The Book-Buzz Foundation boss said the festival has been able to pay tributes to first generation African writers while grooming emerging talents and contemporary writers.

“It is really about showing people what is possible, it is really about looking at the generations coming behind who may be anxious about introducing cultural initiatives. The idea for me is to show them and demonstrate how it’s done so that they can then take the example and introduce their own events. It’s been very rewarding. For me, this is probably because I come from a certain generation. The most rewarding part for me has been to be able to acknowledge and pay tribute to those who paved the way for us. And the way that we have done that beyond inviting first-generation African writers to the Ake festival has been the publication of Ake review, where it is the image of the particular headliner for that year that graces the cover. We don’t want to forget them. We want to archive the great work that they have done. And we feel and have always believed that part of our responsibility as we are supporting emerging talents, and promoting the work of contemporary writers has been to also look back and be grateful and thankful for the work of those who opened the doors for us,” she added.

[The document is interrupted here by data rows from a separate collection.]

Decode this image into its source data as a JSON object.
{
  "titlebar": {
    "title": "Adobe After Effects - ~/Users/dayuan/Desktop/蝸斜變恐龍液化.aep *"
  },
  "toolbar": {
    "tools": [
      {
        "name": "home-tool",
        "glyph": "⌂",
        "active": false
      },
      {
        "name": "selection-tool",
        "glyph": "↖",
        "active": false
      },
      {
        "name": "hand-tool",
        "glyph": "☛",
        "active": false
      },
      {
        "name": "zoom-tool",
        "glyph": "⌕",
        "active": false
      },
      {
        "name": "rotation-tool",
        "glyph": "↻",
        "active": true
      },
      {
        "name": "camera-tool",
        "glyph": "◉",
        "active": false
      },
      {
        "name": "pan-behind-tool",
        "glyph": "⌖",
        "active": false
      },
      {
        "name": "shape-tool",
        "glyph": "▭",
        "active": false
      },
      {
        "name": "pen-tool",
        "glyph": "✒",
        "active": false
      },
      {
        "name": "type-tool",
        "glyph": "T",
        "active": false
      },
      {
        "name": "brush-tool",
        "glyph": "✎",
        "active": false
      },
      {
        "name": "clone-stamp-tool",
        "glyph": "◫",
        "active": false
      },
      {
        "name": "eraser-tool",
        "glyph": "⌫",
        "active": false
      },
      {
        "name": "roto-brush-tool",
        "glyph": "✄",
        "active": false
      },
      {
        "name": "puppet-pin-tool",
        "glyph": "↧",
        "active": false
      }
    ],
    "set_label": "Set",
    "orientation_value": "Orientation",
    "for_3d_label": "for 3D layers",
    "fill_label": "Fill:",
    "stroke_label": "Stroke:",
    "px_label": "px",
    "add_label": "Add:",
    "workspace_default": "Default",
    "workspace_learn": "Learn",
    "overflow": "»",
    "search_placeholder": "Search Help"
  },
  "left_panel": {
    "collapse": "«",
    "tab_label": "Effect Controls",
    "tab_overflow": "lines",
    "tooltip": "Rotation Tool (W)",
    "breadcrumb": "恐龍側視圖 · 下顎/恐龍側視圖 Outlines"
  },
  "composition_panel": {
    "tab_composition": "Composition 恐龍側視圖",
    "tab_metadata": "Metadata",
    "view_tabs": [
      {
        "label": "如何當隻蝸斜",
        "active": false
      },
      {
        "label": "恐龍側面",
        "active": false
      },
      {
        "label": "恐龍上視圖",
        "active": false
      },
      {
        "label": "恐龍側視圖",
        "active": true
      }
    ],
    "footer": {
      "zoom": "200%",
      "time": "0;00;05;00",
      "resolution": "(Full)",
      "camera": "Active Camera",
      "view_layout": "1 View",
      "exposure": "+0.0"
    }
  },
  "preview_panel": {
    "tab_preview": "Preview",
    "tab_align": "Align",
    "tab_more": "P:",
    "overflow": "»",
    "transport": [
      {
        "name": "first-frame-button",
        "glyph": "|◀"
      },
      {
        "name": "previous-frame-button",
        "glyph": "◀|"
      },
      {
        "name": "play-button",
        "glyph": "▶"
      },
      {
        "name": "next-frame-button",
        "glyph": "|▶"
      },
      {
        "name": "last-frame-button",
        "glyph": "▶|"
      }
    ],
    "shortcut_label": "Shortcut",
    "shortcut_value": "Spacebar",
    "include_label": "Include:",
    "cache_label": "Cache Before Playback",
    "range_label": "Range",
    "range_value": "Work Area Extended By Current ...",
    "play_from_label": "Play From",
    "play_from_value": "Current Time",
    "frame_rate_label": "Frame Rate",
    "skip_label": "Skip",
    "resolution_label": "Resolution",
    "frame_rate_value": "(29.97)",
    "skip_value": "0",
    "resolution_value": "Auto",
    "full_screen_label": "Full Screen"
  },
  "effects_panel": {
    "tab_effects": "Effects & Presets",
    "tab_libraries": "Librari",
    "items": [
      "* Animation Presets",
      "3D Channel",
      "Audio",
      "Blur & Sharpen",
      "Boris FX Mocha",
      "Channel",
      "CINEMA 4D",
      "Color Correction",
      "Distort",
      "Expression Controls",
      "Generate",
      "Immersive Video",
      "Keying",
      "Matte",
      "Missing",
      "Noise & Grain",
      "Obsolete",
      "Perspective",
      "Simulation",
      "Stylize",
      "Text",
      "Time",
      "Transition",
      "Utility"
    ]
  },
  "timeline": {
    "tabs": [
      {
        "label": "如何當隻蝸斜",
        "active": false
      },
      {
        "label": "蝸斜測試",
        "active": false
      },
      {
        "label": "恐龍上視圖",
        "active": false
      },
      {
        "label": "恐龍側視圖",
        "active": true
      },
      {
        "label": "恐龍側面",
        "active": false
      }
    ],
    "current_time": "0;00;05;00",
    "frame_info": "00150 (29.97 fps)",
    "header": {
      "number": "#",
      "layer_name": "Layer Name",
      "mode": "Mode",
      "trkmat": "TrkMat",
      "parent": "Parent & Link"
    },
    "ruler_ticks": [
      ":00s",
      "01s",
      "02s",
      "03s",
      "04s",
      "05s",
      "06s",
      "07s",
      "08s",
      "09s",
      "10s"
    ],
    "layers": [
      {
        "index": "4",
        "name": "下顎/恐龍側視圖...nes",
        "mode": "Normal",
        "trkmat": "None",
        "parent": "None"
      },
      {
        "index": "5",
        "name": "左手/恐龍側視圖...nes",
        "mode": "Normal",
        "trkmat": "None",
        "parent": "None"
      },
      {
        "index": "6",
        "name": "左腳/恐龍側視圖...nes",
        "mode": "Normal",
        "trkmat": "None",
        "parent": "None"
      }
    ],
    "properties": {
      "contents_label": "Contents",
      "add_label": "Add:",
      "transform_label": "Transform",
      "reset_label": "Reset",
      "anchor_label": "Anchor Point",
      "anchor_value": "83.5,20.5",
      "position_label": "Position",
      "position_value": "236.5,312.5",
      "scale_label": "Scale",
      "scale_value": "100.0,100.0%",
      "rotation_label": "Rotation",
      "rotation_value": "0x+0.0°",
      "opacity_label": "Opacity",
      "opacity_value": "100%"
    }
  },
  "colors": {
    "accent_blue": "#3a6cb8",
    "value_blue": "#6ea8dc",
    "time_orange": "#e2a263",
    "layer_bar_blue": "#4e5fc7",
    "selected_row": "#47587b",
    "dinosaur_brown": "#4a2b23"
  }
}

The festival, which is being supported by Sterling Bank, has served Africa’s creative community for nine years, bringing together over a thousand writers, poets, dancers, filmmakers, artists, thinkers, and actors and featuring both emerging and established voices.

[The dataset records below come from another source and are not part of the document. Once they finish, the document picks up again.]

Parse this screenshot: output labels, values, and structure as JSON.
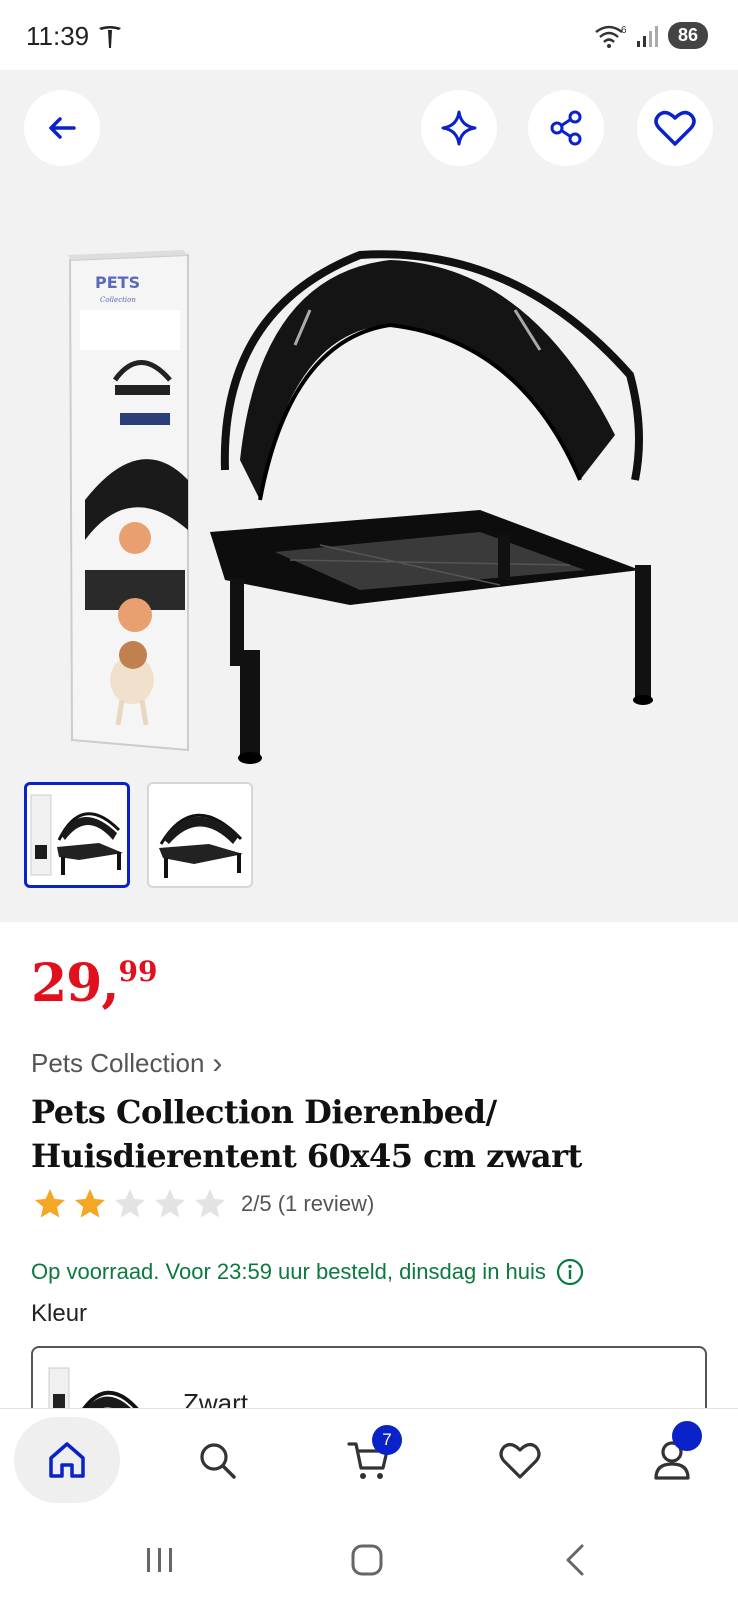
{
  "status_bar": {
    "time": "11:39",
    "battery": "86"
  },
  "gallery": {
    "selected_thumb": 1
  },
  "price": {
    "main": "29,",
    "cents": "99"
  },
  "brand": {
    "label": "Pets Collection",
    "chevron": "›"
  },
  "product": {
    "title": "Pets Collection Dierenbed/ Huisdierentent 60x45 cm zwart",
    "rating_value": 2,
    "rating_max": 5,
    "rating_text": "2/5 (1 review)",
    "stock_text": "Op voorraad. Voor 23:59 uur besteld, dinsdag in huis"
  },
  "variant": {
    "label": "Kleur",
    "selected": "Zwart"
  },
  "bottom_nav": {
    "cart_count": "7"
  },
  "colors": {
    "accent": "#0a22c9",
    "price": "#e0101c",
    "stock": "#0c7a3f",
    "star": "#f5a623"
  },
  "icons": [
    "tesla-icon",
    "wifi-icon",
    "signal-icon",
    "back-arrow-icon",
    "sparkle-icon",
    "share-icon",
    "heart-icon",
    "chevron-right-icon",
    "star-icon",
    "info-icon",
    "home-icon",
    "search-icon",
    "cart-icon",
    "account-icon"
  ]
}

Commenting on why Sterling Bank has consistently sponsored the festival in recent times, Chief Marketing Officer (CMO) of the bank, Mr Ibidapo Martins, said “Storytellers are the custodians of our collective truths and they must be protected and supported at all times.”

Martins, who commended Ms Shoneyin and the Aké Book & Arts Festival team on 10 years of running an exciting and vibrant cultural event now described as “the biggest convergence of creative Africans in the world,” added that, “Sterling Bank takes a broad view of the role of banking institutions in developing societies like ours. When we first partnered with the festival six years ago, we knew we were entering into a special relationship. We are proud that we maintained and deepened our friendship.”

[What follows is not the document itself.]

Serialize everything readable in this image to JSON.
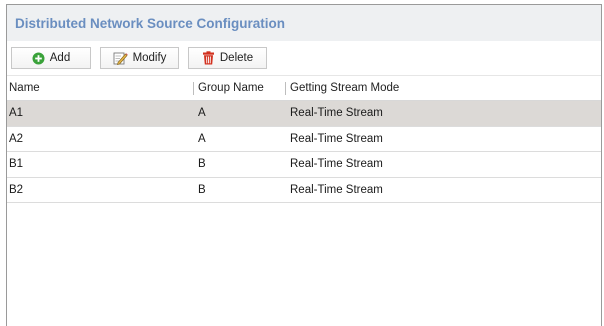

He said the bank is impressed with the festival’s impact on the country’s reading culture, adding that, “Storytellers and artists occupy a critical role in the shaping of the African continent and we owe it to ourselves, and future generations, to support them in our personal, professional and national capacities.”

He observed that partnering with the Aké festival has not only helped the bank to walk the talk, but it has also enabled the management of the bank to feel the humanising and motivating effect of prioritising culture and creativity through music, art, theatre, film, and stories.